GOUILLOU Louis, Lucien

Par Gérard Boëldieu

Né le 1er avril 1924 à Louvroil (Nord), mort le 26 novembre 1991 à Argenteuil (Val-d’Oise) ; instituteur dans la Sarthe puis inspecteur primaire ; militant syndicaliste ; militant communiste, adjoint au maire de Saint-Georges-du Bois.

Fils d’un manœuvre, Louis Gouillou exerça ses fonctions d’instituteur puis de directeur d’école primaire dans la Sarthe successivement à Pontlieue (quartier du Mans) pendant un an, à Fyé de 1946 à 1949, de nouveau à Pontlieue pendant un an, enfin à Saint-Georges-du-Bois de 1950 à 1963 où il fut un temps secrétaire de mairie, avant de devenir professeur de collège d’enseignement général au Mans en 1963-64 à l’école de la rue Paul-Courboulay. Il se maria en juillet 1946 à Courteilles (Eure), avec une institutrice née Paulette Ruel, devenue directrice de cours d’enseignement ménager à Saint-Georges-du-Bois.

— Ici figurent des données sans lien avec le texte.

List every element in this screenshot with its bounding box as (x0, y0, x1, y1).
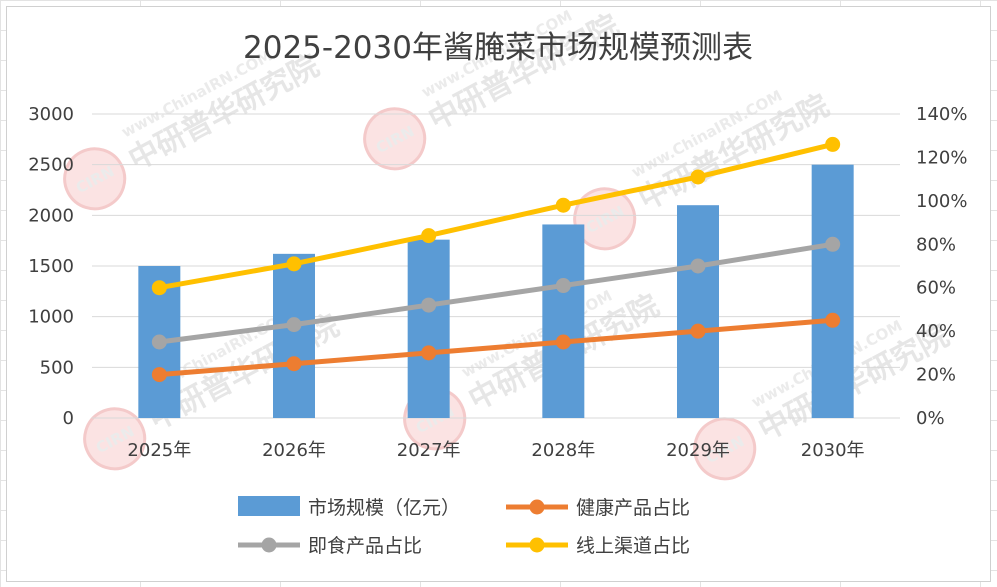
data-point (555, 197, 571, 213)
bar (677, 205, 719, 418)
x-tick-label: 2025年 (127, 440, 191, 461)
bar (407, 239, 450, 418)
watermark-logo (693, 417, 757, 481)
data-point (286, 317, 302, 333)
legend-marker (529, 499, 545, 515)
x-tick-label: 2027年 (397, 440, 461, 461)
y-right-tick-label: 60% (916, 278, 956, 299)
data-point (690, 323, 706, 339)
data-point (690, 258, 706, 274)
legend-item: 线上渠道占比 (506, 535, 690, 557)
data-point (555, 278, 571, 294)
legend-marker (529, 537, 545, 553)
data-point (421, 228, 437, 244)
bar (811, 164, 854, 418)
legend-label: 即食产品占比 (308, 535, 422, 557)
data-point (286, 356, 302, 372)
data-point (421, 297, 437, 313)
y-right-tick-label: 80% (916, 234, 956, 255)
watermark-logo (363, 107, 427, 171)
y-right-tick-label: 140% (916, 104, 967, 125)
data-point (825, 312, 841, 328)
series-line (158, 141, 834, 291)
bar (273, 253, 315, 418)
axes: 0 500 1000 1500 2000 2500 3000 0% 20% 40% 60% 80% 10… (28, 104, 967, 461)
data-point (690, 169, 706, 185)
y-right-tick-label: 20% (916, 365, 956, 386)
y-left-tick-label: 3000 (28, 104, 74, 125)
watermark-logo (83, 407, 147, 471)
series-line (159, 241, 834, 345)
y-left-tick-label: 500 (40, 357, 74, 378)
x-tick-label: 2028年 (531, 440, 595, 461)
y-left-tick-label: 0 (63, 408, 74, 429)
y-right-tick-label: 100% (916, 191, 967, 212)
y-right-tick-label: 0% (916, 408, 945, 429)
legend-label: 市场规模（亿元） (308, 497, 460, 519)
legend-label: 线上渠道占比 (576, 535, 690, 557)
legend-item: 健康产品占比 (506, 497, 690, 519)
data-point (421, 345, 437, 361)
x-tick-label: 2030年 (801, 440, 865, 461)
y-right-tick-label: 120% (916, 147, 967, 168)
series-line (159, 317, 833, 378)
legend-swatch (238, 496, 300, 516)
data-point (825, 136, 841, 152)
legend-marker (261, 537, 277, 553)
data-point (825, 236, 841, 252)
line-series (151, 136, 841, 383)
y-left-tick-label: 1500 (28, 256, 74, 277)
data-point (286, 256, 302, 272)
legend-item: 即食产品占比 (238, 535, 422, 557)
y-left-tick-label: 2000 (28, 205, 74, 226)
y-left-tick-label: 2500 (28, 155, 74, 176)
chart-title: 2025-2030年酱腌菜市场规模预测表 (243, 30, 753, 66)
data-point (151, 334, 167, 350)
data-point (151, 280, 167, 296)
data-point (151, 367, 167, 383)
y-right-tick-label: 40% (916, 321, 956, 342)
bar (542, 224, 585, 418)
legend-label: 健康产品占比 (576, 497, 690, 519)
legend-item: 市场规模（亿元） (238, 496, 460, 519)
x-tick-label: 2026年 (262, 440, 326, 461)
x-tick-label: 2029年 (666, 440, 730, 461)
y-left-tick-label: 1000 (28, 307, 74, 328)
data-point (555, 334, 571, 350)
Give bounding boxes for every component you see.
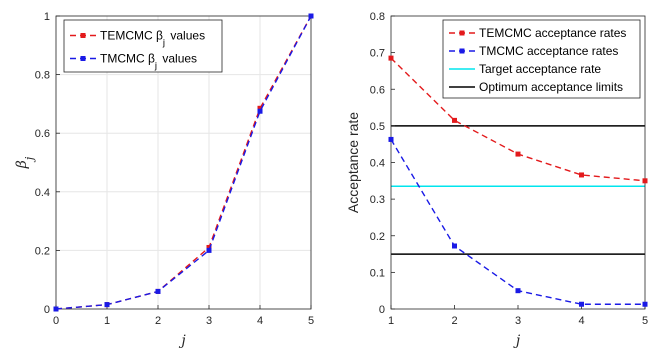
x-tick-label: 4 xyxy=(578,315,584,327)
y-tick-label: 0.2 xyxy=(370,231,385,243)
y-tick-label: 0.8 xyxy=(370,11,385,23)
series-line xyxy=(55,15,312,310)
data-point xyxy=(515,288,521,294)
data-point xyxy=(257,105,263,111)
y-tick-label: 0.4 xyxy=(370,158,385,170)
beta-plot: 0 1 2 3 4 5 0 0.2 0.4 0.6 0.8 1 j βj TEMCMC βj values T… xyxy=(14,11,314,349)
y-tick-label: 0 xyxy=(379,304,385,316)
y-axis-label: Acceptance rate xyxy=(345,112,361,213)
y-tick-label: 0.3 xyxy=(370,194,385,206)
y-tick-label: 0.5 xyxy=(370,121,385,133)
y-tick-label: 0.6 xyxy=(370,84,385,96)
data-point xyxy=(155,288,161,294)
legend-label: Optimum acceptance limits xyxy=(479,80,623,94)
y-tick-label: 0.6 xyxy=(35,128,50,140)
legend-label: TEMCMC acceptance rates xyxy=(479,26,626,40)
y-tick-label: 0.4 xyxy=(35,187,50,199)
x-tick-label: 3 xyxy=(206,315,212,327)
legend-marker xyxy=(80,56,86,61)
legend-label: Target acceptance rate xyxy=(479,62,601,76)
data-point xyxy=(53,306,59,312)
x-axis-label: j xyxy=(178,333,186,349)
x-tick-label: 5 xyxy=(642,315,648,327)
legend-marker xyxy=(459,48,465,54)
data-point xyxy=(515,151,521,157)
y-tick-label: 0.2 xyxy=(35,245,50,257)
data-point xyxy=(388,55,394,61)
data-point xyxy=(104,302,110,308)
data-point xyxy=(308,13,314,19)
legend-label: TMCMC βj values xyxy=(100,52,197,72)
x-tick-label: 2 xyxy=(451,315,457,327)
acceptance-rate-plot: 1 2 3 4 5 0 0.1 0.2 0.3 0.4 0.5 0.6 0.7 0.8 j Acceptanc… xyxy=(345,11,648,349)
data-point xyxy=(206,247,212,253)
y-tick-label: 0.7 xyxy=(370,48,385,60)
data-point xyxy=(452,243,457,249)
x-tick-label: 4 xyxy=(257,315,263,327)
legend-box xyxy=(442,19,641,99)
data-point xyxy=(642,178,648,184)
data-point xyxy=(579,172,584,178)
x-tick-label: 0 xyxy=(53,315,59,327)
x-tick-label: 3 xyxy=(515,315,521,327)
legend-label: TMCMC acceptance rates xyxy=(479,44,618,58)
data-point xyxy=(206,244,212,250)
legend-box xyxy=(63,19,223,73)
legend-marker xyxy=(459,30,465,36)
x-tick-label: 5 xyxy=(308,315,314,327)
x-tick-label: 1 xyxy=(104,315,110,327)
data-point xyxy=(257,108,263,114)
data-point xyxy=(452,117,457,123)
legend-label: TEMCMC βj values xyxy=(100,29,205,49)
y-axis-label: βj xyxy=(14,156,36,169)
data-point xyxy=(642,301,648,307)
axes-frame xyxy=(55,15,312,310)
x-axis-label: j xyxy=(513,333,521,349)
data-point xyxy=(579,301,584,307)
data-point xyxy=(388,136,394,142)
x-tick-label: 2 xyxy=(155,315,161,327)
y-tick-label: 0 xyxy=(44,304,50,316)
legend-marker xyxy=(80,33,86,38)
y-tick-label: 0.8 xyxy=(35,70,50,82)
y-tick-label: 0.1 xyxy=(370,267,385,279)
y-tick-label: 1 xyxy=(44,11,50,23)
x-tick-label: 1 xyxy=(388,315,394,327)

Le couple adopta deux enfants.

Dans la section sarthoise du SNI, Louis Gouillou était le porte-parole de la minorité cégétiste. Au congrès du SNI des 22-24 mars 1948, il intervint sur les questions corporatives et critiqua ceux qui, dans son département, refusaient de s’associer au mouvement de solidarité avec les grévistes de Paris. De 1949 à 1953 il fut secrétaire de la section sarthoise de la FEN-CGT. À son entrée au conseil de la section sarthoise du SNI, où il siégea de novembre 1951 à 1957 (non réélu ensuite), il s’éleva contre l’élection de Dernelle* au poste de secrétaire général à cause de « l’hostilité » de ce dernier à « une collaboration étroite avec la CGT », puis il dénonça la constitution d’un bureau de tendance « autonome » homogène. Le 13 décembre 1952 il fit vainement pression sur la direction de la section afin qu’elle accorde sa caution à l’assemblée du « Congrès des Peuples et de la Paix » réunie à Vienne du 12 au 19 décembre. Devenu membre du bureau de la section, il le quitta en octobre 1955 « pour raison de santé » tout en assurant de continuer à faire « son possible pour l’union des laïques, des travailleurs, des forces de progrès » aux côtés de ses camarades ex-cégétistes. Lors de l’assemblée générale du 11 octobre 1956 il déclara son hostilité à l’impôt supplémentaire sur les automobilistes » et protesta contre les poursuites à l’encontre de deux instituteurs opposés à la guerre d’Algérie.

Élu en 1953 conseiller municipal de Saint-Georges-du Bois, commune politiquement modérée où son engagement au Parti communiste français était connu, Louis Gouillou, très apprécié par la population, le resta, devenant même adjoint au maire au début des années 1960, jusqu’à sa démission consécutive à sa mutation au Mans en 1963-64. Assidu aux séances du conseil, il en fut le secrétaire pour une bonne moitié d’entre elles. Aux élections cantonales d’avril 1955 la fédération de la Sarthe du PCF le présenta dans le deuxième canton du Mans (celui de Saint-Georges-du-Bois) où, au second tour, Jacques Maury (MRP) l’emporta sur François Dornic (SFIO).

Gouillou contribua activement à l’implantation du Groupe français d’éducation nouvelle (GFEN) dans la Sarthe. Devenu inspecteur primaire, il quitta ce département pour la région parisienne en 1964-1965.

Pour citer cet article :
http://maitron-en-ligne.univ-paris1.fr/spip.php?article142966, notice GOUILLOU Louis, Lucien par Gérard Boëldieu, version mise en ligne le 12 novembre 2012, dernière modification le 14 janvier 2019.

Par Gérard Boëldieu

SOURCES : Bulletin de l’enseignement primaire de la Sarthe. — L’Instituteur syndicaliste, bulletin de la section sarthoise du SNI. — L’Enseignant sarthois, supplément gratuit à « L’Action Syndicaliste Universitaire », organe mensuel de la FEN-CGT. — Presse locale. — Délibérations du conseil municipal de Saint-Georges-du-Bois (Sarthe) de 1953 à 1964. — Témoignages de Michel Bazin (communiste, ancien enseignant au Mans), de Madame Rouby, ancienne institutrice (sur le GFEN), de Mme Ruillé et de M. Loiseau (de Saint-Georges-du-Bois). — Notes de Jacques Girault.